I was not funny at all today. Not at all, and it sucked. But, hey! Can a guy really expect a girl to be hilarious 24-7? I think not. I've got to have time for the finer things in life like work and school and play. Come on! I've finally become the girl that every guy dreams of...the athlete. No really, if the chart says it, he means it. I'm an athlete. I used to joke that now I just have to pick a sport. Now I have. I haven't narrowed it down, but who needs to keep things simple--Softball, Soccer, Kick Boxing, Hip Hop, White Water Rafting, Canasta, Pool, Cricket, Croquet.

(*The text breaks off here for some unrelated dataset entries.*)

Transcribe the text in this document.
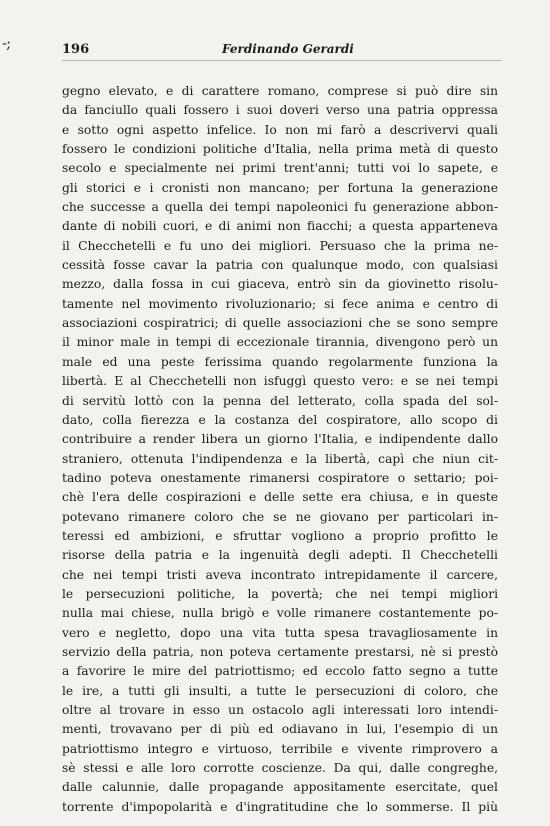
-;	196	Ferdinando Gerardi
gegno elevato, e di carattere romano, comprese si può dire sin
da fanciullo quali fossero i suoi doveri verso una patria oppressa
e sotto ogni aspetto infelice. Io non mi farò a descrivervi quali
fossero le condizioni politiche d'Italia, nella prima metà di questo
secolo e specialmente nei primi trent'anni; tutti voi lo sapete, e
gli storici e i cronisti non mancano; per fortuna la generazione
che successe a quella dei tempi napoleonici fu generazione abbon-
dante di nobili cuori, e di animi non fiacchi; a questa apparteneva
il Checchetelli e fu uno dei migliori. Persuaso che la prima ne-
cessità fosse cavar la patria con qualunque modo, con qualsiasi
mezzo, dalla fossa in cui giaceva, entrò sin da giovinetto risolu-
tamente nel movimento rivoluzionario; si fece anima e centro di
associazioni cospiratrici; di quelle associazioni che se sono sempre
il minor male in tempi di eccezionale tirannia, divengono però un
male ed una peste ferissima quando regolarmente funziona la
libertà. E al Checchetelli non isfuggì questo vero: e se nei tempi
di servitù lottò con la penna del letterato, colla spada del sol-
dato, colla fierezza e la costanza del cospiratore, allo scopo di
contribuire a render libera un giorno l'Italia, e indipendente dallo
straniero, ottenuta l'indipendenza e la libertà, capì che niun cit-
tadino poteva onestamente rimanersi cospiratore o settario; poi-
chè l'era delle cospirazioni e delle sette era chiusa, e in queste
potevano rimanere coloro che se ne giovano per particolari in-
teressi ed ambizioni, e sfruttar vogliono a proprio profitto le
risorse della patria e la ingenuità degli adepti. Il Checchetelli
che nei tempi tristi aveva incontrato intrepidamente il carcere,
le persecuzioni politiche, la povertà; che nei tempi migliori
nulla mai chiese, nulla brigò e volle rimanere costantemente po-
vero e negletto, dopo una vita tutta spesa travagliosamente in
servizio della patria, non poteva certamente prestarsi, nè si prestò
a favorire le mire del patriottismo; ed eccolo fatto segno a tutte
le ire, a tutti gli insulti, a tutte le persecuzioni di coloro, che
oltre al trovare in esso un ostacolo agli interessati loro intendi-
menti, trovavano per di più ed odiavano in lui, l'esempio di un
patriottismo integro e virtuoso, terribile e vivente rimprovero a
sè stessi e alle loro corrotte coscienze. Da qui, dalle congreghe,
dalle calunnie, dalle propagande appositamente esercitate, quel
torrente d'impopolarità e d'ingratitudine che lo sommerse. Il più
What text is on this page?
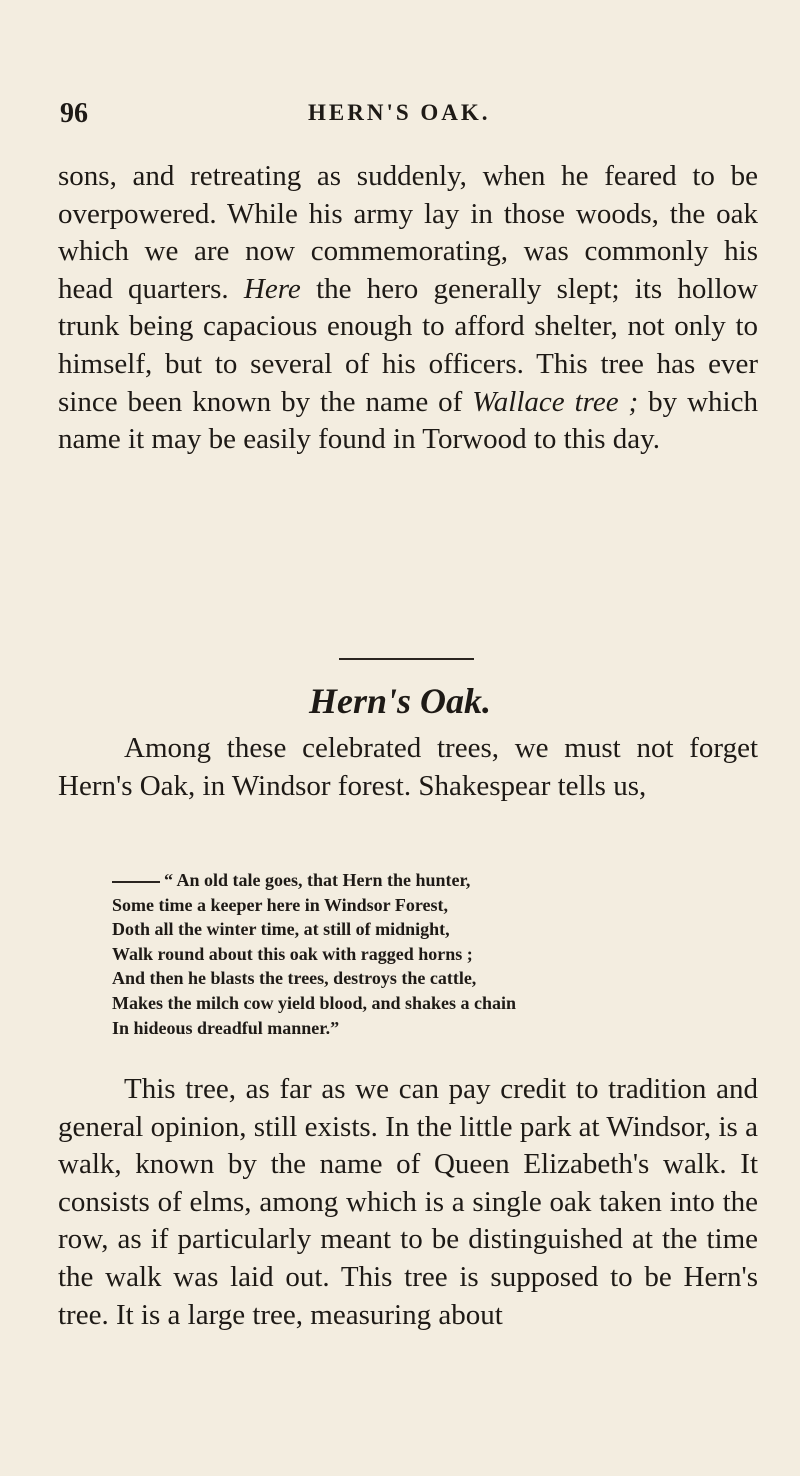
96	HERN'S OAK.

sons, and retreating as suddenly, when he feared to be overpowered. While his army lay in those woods, the oak which we are now commemorating, was commonly his head quarters. Here the hero generally slept; its hollow trunk being capacious enough to afford shelter, not only to himself, but to several of his officers. This tree has ever since been known by the name of Wallace tree ; by which name it may be easily found in Torwood to this day.

Hern's Oak.

Among these celebrated trees, we must not forget Hern's Oak, in Windsor forest. Shakespear tells us,

“ An old tale goes, that Hern the hunter,
Some time a keeper here in Windsor Forest,
Doth all the winter time, at still of midnight,
Walk round about this oak with ragged horns ;
And then he blasts the trees, destroys the cattle,
Makes the milch cow yield blood, and shakes a chain
In hideous dreadful manner.”

This tree, as far as we can pay credit to tradition and general opinion, still exists. In the little park at Windsor, is a walk, known by the name of Queen Elizabeth's walk. It consists of elms, among which is a single oak taken into the row, as if particularly meant to be distinguished at the time the walk was laid out. This tree is supposed to be Hern's tree. It is a large tree, measuring about
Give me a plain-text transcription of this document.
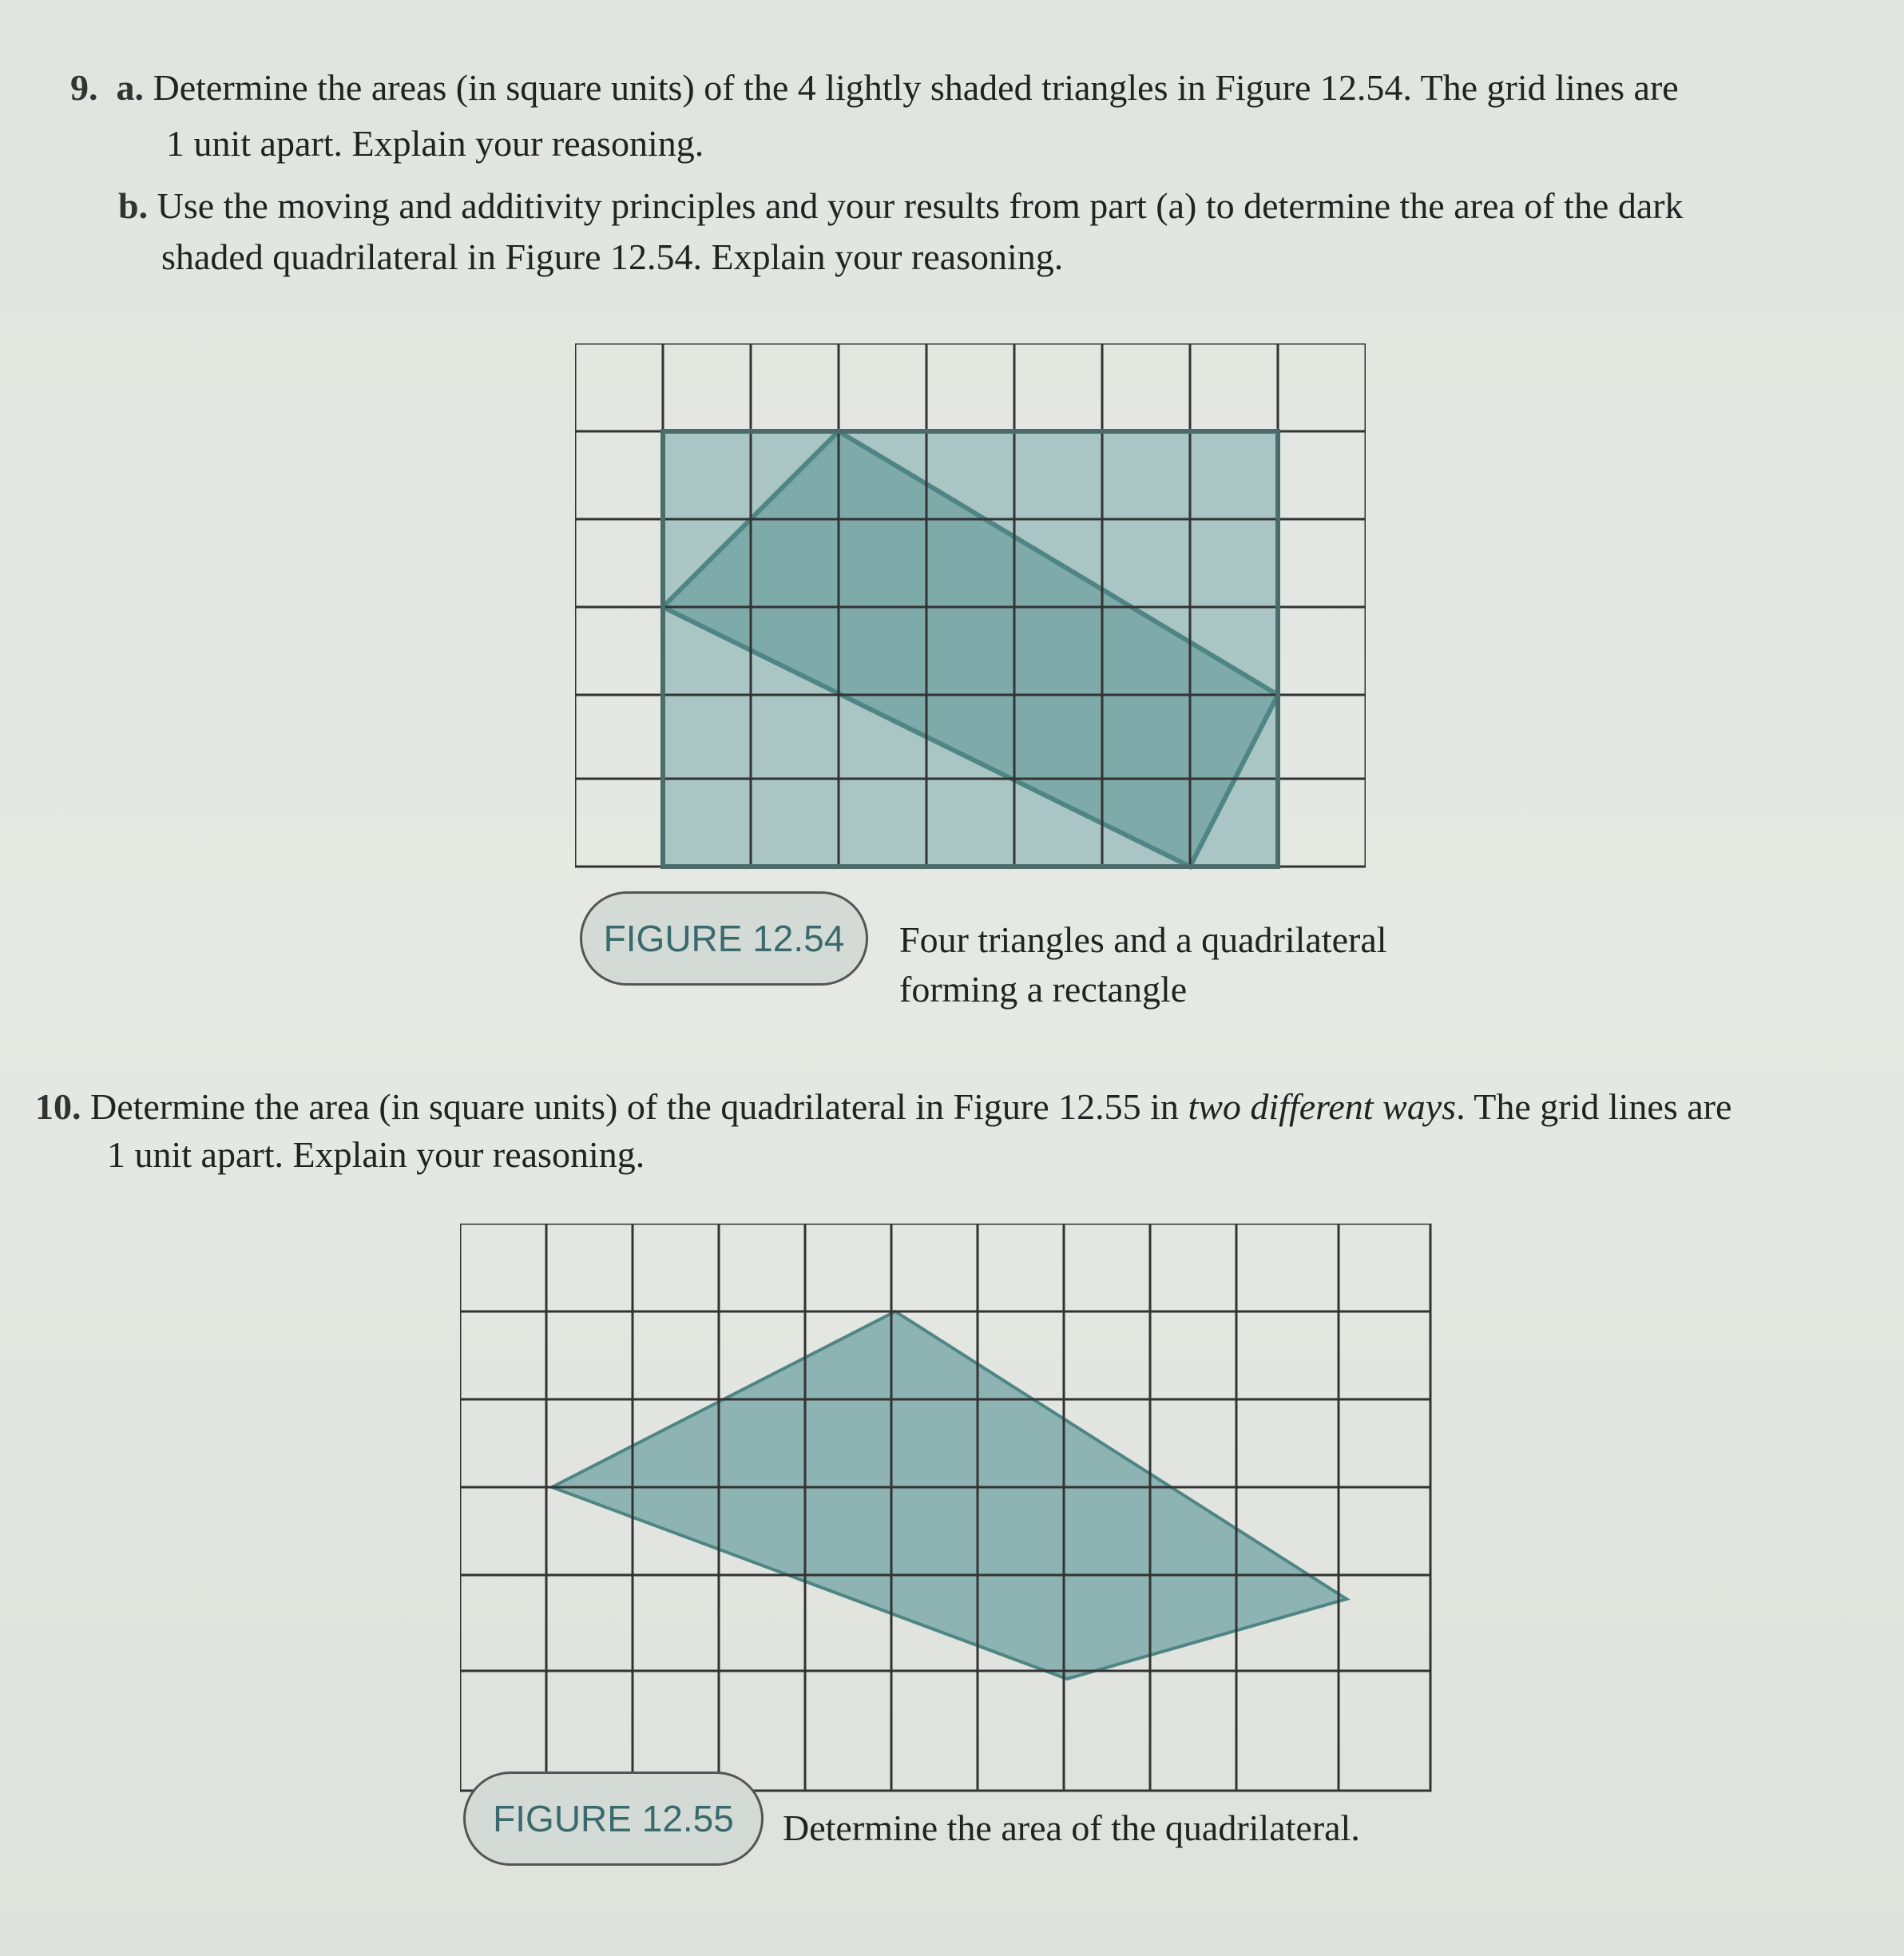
9. a. Determine the areas (in square units) of the 4 lightly shaded triangles in Figure 12.54. The grid lines are
1 unit apart. Explain your reasoning.
b. Use the moving and additivity principles and your results from part (a) to determine the area of the dark
shaded quadrilateral in Figure 12.54. Explain your reasoning.
FIGURE 12.54	Four triangles and a quadrilateral
forming a rectangle
10. Determine the area (in square units) of the quadrilateral in Figure 12.55 in two different ways. The grid lines are
1 unit apart. Explain your reasoning.
FIGURE 12.55	Determine the area of the quadrilateral.
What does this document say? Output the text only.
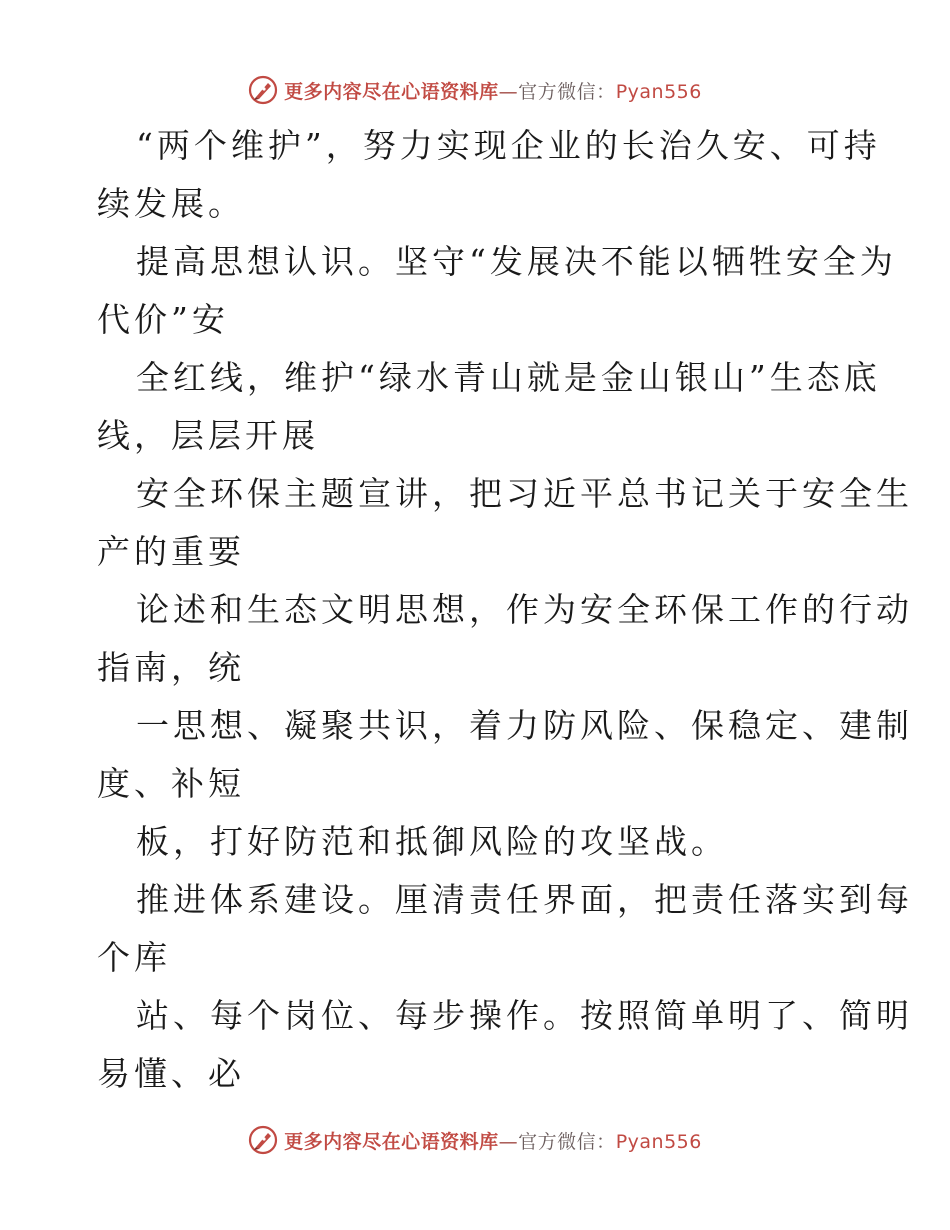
更多内容尽在心语资料库—官方微信：Pyan556
“两个维护”，努力实现企业的长治久安、可持
续发展。
提高思想认识。坚守“发展决不能以牺牲安全为
代价”安
全红线，维护“绿水青山就是金山银山”生态底
线，层层开展
安全环保主题宣讲，把习近平总书记关于安全生
产的重要
论述和生态文明思想，作为安全环保工作的行动
指南，统
一思想、凝聚共识，着力防风险、保稳定、建制
度、补短
板，打好防范和抵御风险的攻坚战。
推进体系建设。厘清责任界面，把责任落实到每
个库
站、每个岗位、每步操作。按照简单明了、简明
易懂、必
更多内容尽在心语资料库—官方微信：Pyan556
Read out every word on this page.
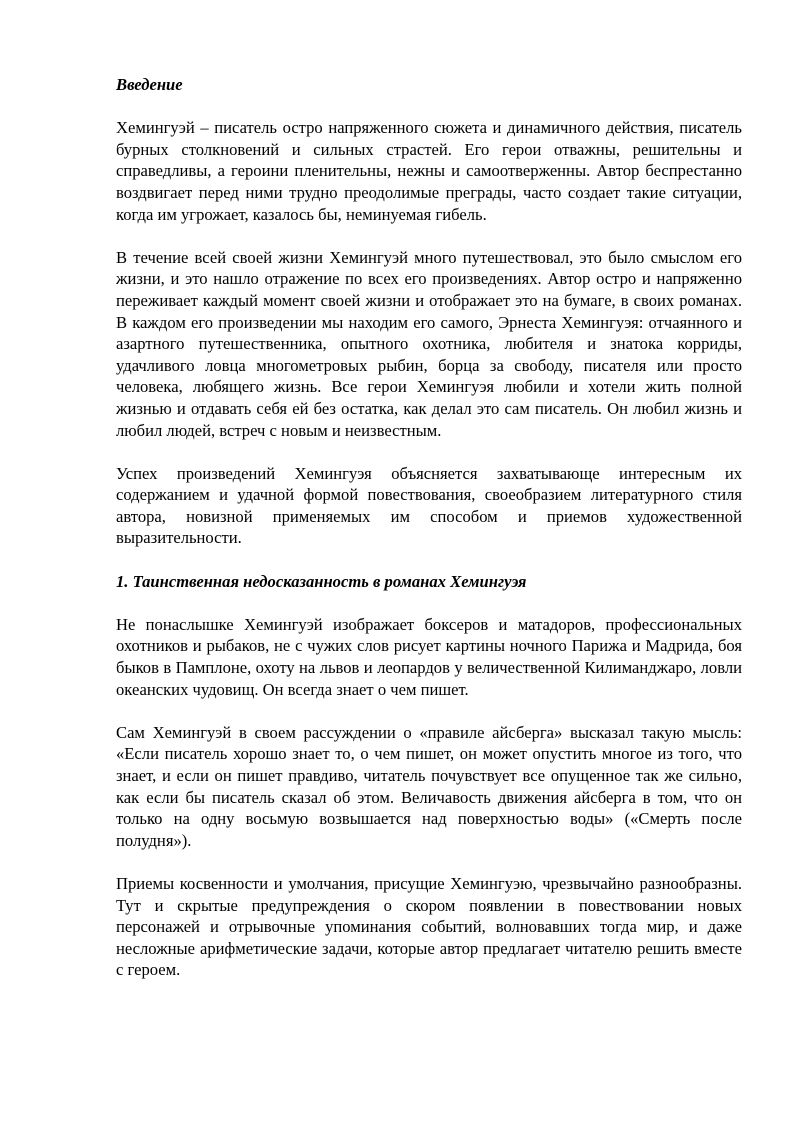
Введение

Хемингуэй – писатель остро напряженного сюжета и динамичного действия, писатель бурных столкновений и сильных страстей. Его герои отважны, решительны и справедливы, а героини пленительны, нежны и самоотверженны. Автор беспрестанно воздвигает перед ними трудно преодолимые преграды, часто создает такие ситуации, когда им угрожает, казалось бы, неминуемая гибель.

В течение всей своей жизни Хемингуэй много путешествовал, это было смыслом его жизни, и это нашло отражение по всех его произведениях. Автор остро и напряженно переживает каждый момент своей жизни и отображает это на бумаге, в своих романах. В каждом его произведении мы находим его самого, Эрнеста Хемингуэя: отчаянного и азартного путешественника, опытного охотника, любителя и знатока корриды, удачливого ловца многометровых рыбин, борца за свободу, писателя или просто человека, любящего жизнь. Все герои Хемингуэя любили и хотели жить полной жизнью и отдавать себя ей без остатка, как делал это сам писатель. Он любил жизнь и любил людей, встреч с новым и неизвестным.

Успех произведений Хемингуэя объясняется захватывающе интересным их содержанием и удачной формой повествования, своеобразием литературного стиля автора, новизной применяемых им способом и приемов художественной выразительности.

1. Таинственная недосказанность в романах Хемингуэя

Не понаслышке Хемингуэй изображает боксеров и матадоров, профессиональных охотников и рыбаков, не с чужих слов рисует картины ночного Парижа и Мадрида, боя быков в Памплоне, охоту на львов и леопардов у величественной Килиманджаро, ловли океанских чудовищ. Он всегда знает о чем пишет.

Сам Хемингуэй в своем рассуждении о «правиле айсберга» высказал такую мысль: «Если писатель хорошо знает то, о чем пишет, он может опустить многое из того, что знает, и если он пишет правдиво, читатель почувствует все опущенное так же сильно, как если бы писатель сказал об этом. Величавость движения айсберга в том, что он только на одну восьмую возвышается над поверхностью воды» («Смерть после полудня»).

Приемы косвенности и умолчания, присущие Хемингуэю, чрезвычайно разнообразны. Тут и скрытые предупреждения о скором появлении в повествовании новых персонажей и отрывочные упоминания событий, волновавших тогда мир, и даже несложные арифметические задачи, которые автор предлагает читателю решить вместе с героем.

When I go to bed I look forward to getting up and getting tired. It's fun. But in all the fuss, I lost my touch. I forgot how to flirt to win and I don't know what to do about it.

Please advise. Be sure to include the following:
Code Name
Relationship Status
A twenty dollar bill
The first verse of the national anthem of your choice

Can you handle that? Yes. Yes you can. And so can I.

3 comments:

Justin said...

Advice: Food--we love it. Dinner parties can be quite the boy-fishing net.

Code Name: Husband from the Future (some would say Ming the Merciless)

Relationship Status: Hitched

20 Dollar Bill: I accept checks

Anthem, First Verse (it's really long):

Ouviram do Ipiranga as margens plácidas
De um povo heroico o brado retumbante,
E o sol da Liberdade, em raios fúlgidos,
Brilhou no céu da Pátria nesse instante.

Se o penhor dessa igualdade
Conseguimos conquistar com braço forte,
Em teu seio, ó Liberdade,
Desafia o nosso peito a própria morte!

Ó Pátria amada,
Idolatrada,
Salve! Salve!

Brasil, um sonho intenso, um raio vívido,
De amor e de esperança à terra desce,
Se em teu formoso céu, risonho e límpido,
A imagem do Cruzeiro resplandece.

Gigante pela própria natureza,
És belo, és forte, impávido colosso,
E o teu futuro espelha essa grandeza.

Terra adorada
Entre outras mil
És tu, Brasil,
Ó Pátria amada!

Dos filhos deste solo
És mãe gentil,
Pátria amada,
Brasil!

Justin said...

You can listen to the anthem here:

http://pt.wikipedia.org/wiki/Hino_Nacional_Brasileiro

What were we talking about again?

Cary said...

I'm going to skip all the prereqs you listed and just give you my advice because I'm a pregnant lady and I can do whatever I want. (Growing up, I never thought I had a problem not backing down - and I'm sure you'd agree . . .I'm not a genteel lady by any stretch of the imagination - but being pregnant has taught me that people can be FAR nosier than I ever thought possible, so I've had to reach for a new level of not backing down.)

Here's my advice - and you're probably going to hate me for it because it's going to make me sound like an old married lady: Enjoy the grass on your side of the fence.

It's one of those annoying pieces of advice coming from somebody that's already on the other side of the fence so you instantly hate it. Let me just say, though, in my defense that I actually took my own advice back in the day. It wasn't until I had decided to do my own thing and forget about boys that I met the coolest guy ever - Todd - and, luckily, I was trying to do my own cool thing at the time so he thought I was pretty cool, too. The End.